Rating agency, CARE, has cut the ratings on certain instruments issued by Shapoorji Pallonji and Company Private Ltd (SPCPL) following non-payment of dues to lenders and the initiation of the one-time loan restructuring.
Rating on the proposed NCD issue has been cut to CARE A- from CARE A+ while rating on commercial paper has been cut to CARE A2+ from CARE A1+, the agency said in a note on September 29.
The non-payment of Rs 200 crore that was due to Union Bank of India on September 25 is not a default from the point of view of rating agency's default recognition norms, said a senior official at CARE to Moneycontrol requesting not to be named.
The non-repayment is despite the company having availability of liquid funds in the form of free bank balances of Rs.530 crore (excluding encumbered FDs of Rs.140 crore) and unused CP lines of Rs.400 crore at standalone level.
Once the OTR is initiated, the company doesn’t need to make the payment to lenders according to the terms of OTR.

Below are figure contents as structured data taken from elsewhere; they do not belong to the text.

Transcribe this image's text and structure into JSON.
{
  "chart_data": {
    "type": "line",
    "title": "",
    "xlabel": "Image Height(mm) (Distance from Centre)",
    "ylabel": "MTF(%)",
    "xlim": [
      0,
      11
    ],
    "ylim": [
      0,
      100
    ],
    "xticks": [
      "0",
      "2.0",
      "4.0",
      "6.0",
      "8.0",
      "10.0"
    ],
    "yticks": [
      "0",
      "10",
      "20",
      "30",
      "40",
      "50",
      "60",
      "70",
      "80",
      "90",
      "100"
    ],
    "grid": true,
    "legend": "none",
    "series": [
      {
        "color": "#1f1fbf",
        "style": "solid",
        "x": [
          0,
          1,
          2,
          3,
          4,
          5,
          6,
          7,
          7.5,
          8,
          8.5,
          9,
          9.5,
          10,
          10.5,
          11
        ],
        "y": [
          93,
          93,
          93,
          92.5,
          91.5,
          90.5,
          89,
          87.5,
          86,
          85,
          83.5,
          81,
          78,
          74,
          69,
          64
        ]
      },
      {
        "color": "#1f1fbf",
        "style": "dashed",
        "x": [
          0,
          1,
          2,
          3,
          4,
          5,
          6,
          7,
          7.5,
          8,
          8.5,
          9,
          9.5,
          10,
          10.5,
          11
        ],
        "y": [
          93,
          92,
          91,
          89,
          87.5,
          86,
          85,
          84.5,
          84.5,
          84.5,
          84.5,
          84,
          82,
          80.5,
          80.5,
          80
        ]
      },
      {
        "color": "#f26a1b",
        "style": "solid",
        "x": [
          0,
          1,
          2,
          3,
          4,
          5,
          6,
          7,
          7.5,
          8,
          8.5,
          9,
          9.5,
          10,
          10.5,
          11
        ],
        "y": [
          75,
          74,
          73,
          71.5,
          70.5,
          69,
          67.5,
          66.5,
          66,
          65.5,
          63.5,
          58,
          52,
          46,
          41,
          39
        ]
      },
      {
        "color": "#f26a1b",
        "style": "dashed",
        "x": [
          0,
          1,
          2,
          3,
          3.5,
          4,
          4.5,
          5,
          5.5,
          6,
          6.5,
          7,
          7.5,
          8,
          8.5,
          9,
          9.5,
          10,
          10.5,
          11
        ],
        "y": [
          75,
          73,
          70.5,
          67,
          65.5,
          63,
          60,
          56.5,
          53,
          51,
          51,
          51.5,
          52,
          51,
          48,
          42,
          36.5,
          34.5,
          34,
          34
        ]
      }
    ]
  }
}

“The company has chosen not to make payments on account of the initiation of OTR (one-time restructuring). It is not a default from the point of view of CARE rating’s default recognition norms,” said the official.
CARE has revised the rating in line with CARE Ratings criteria on the ‘Analytical treatment for one-time restructuring due to Covid-19 related stress, issued on September 29, 2020.
The MF exposure to SPCPL including its subsidiaries came up to a grand total of Rs 1,231.64 crores. The report also further notes that, SPCPL has chosen not to make any debt repayments. This may be due to its lenders as the OTR process has been initiated, the report noted.